Media lessons from a millennial

By Dave Kempa

Al Jazeera America battles for footing on satellite and cable TV. Journalist Glenn Greenwald leaves The Guardian to create a new company with eBay Inc.’s founder. Meanwhile, newspaper orgs like The McClatchy Company and Gannett Company drop reporters like loose change at the laundromat, leaving many of us wondering when and how our roiling media landscape will settle.

We already have a few indicators. We know the average American’s news diet has pivoted toward new technology, and that the largest share of this shift is driven by my age group—the millennials. And as much as older generations may think us entitled and lazy, it’s going to pay to understand our habits. To begin the conversation, I’d like to offer up a few observations:

TV is a joke. Network news is generally a farce, as most of us not enrolled in AARP know. According to Nielsen ratings, the median ages of prime-time cable-news viewers are 59.8 years for CNN, 60.2 for MSNBC and 65-plus over at Fox News. (Nielsen stops calculating past 65.) That isn’t to say millennials don’t know what’s going on with cable news. If we don’t catch clips shared through social media, we watch pundits get ridiculed on The Daily Show With Jon Stewart or The Colbert Report.

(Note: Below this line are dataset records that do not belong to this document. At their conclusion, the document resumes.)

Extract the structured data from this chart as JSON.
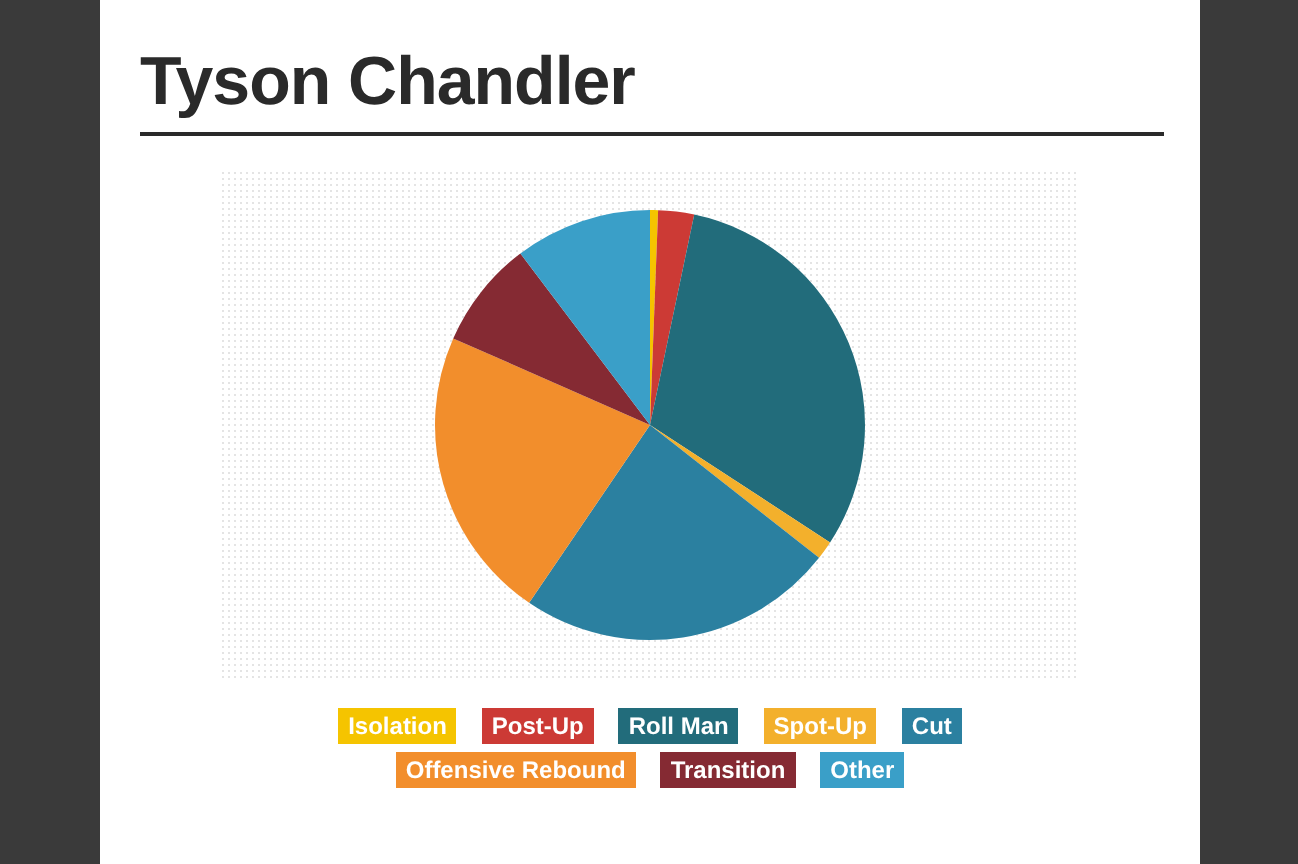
{
  "chart_data": {
    "type": "pie",
    "title": "Tyson Chandler",
    "categories": [
      "Isolation",
      "Post-Up",
      "Roll Man",
      "Spot-Up",
      "Cut",
      "Offensive Rebound",
      "Transition",
      "Other"
    ],
    "values": [
      0.6,
      2.7,
      30.9,
      1.4,
      23.9,
      22.1,
      8.1,
      10.3
    ],
    "colors": [
      "#f5c400",
      "#cc3a35",
      "#226c7b",
      "#f3b02c",
      "#2b80a0",
      "#f28e2c",
      "#852a33",
      "#3a9fc8"
    ],
    "legend": "bottom"
  }
}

The journalist, not the organization, is the brand. Media oracles like Jay Rosen and Jeff Jarvis continue to drive this point home. Young adults spend less time on news organizations’ home pages than they do following journalists they trust on social media. Increasingly, we’re going to see dogged reporters who have become authorities on their beats rise to the top of the media ladder, regardless of their affiliate organization. Which brings me to my final point:

You are the media. Yes, you. If you use Facebook, Twitter or any form of social media to share or comment on current events, then you are a part of the media landscape.

This, mind you, is a double-edged sword. When you complain about “the media” not covering something, chances are you’re wrong. Someone, somewhere is probably reporting on the topic quite well, and the onus is on you to find those stories and share them with your network.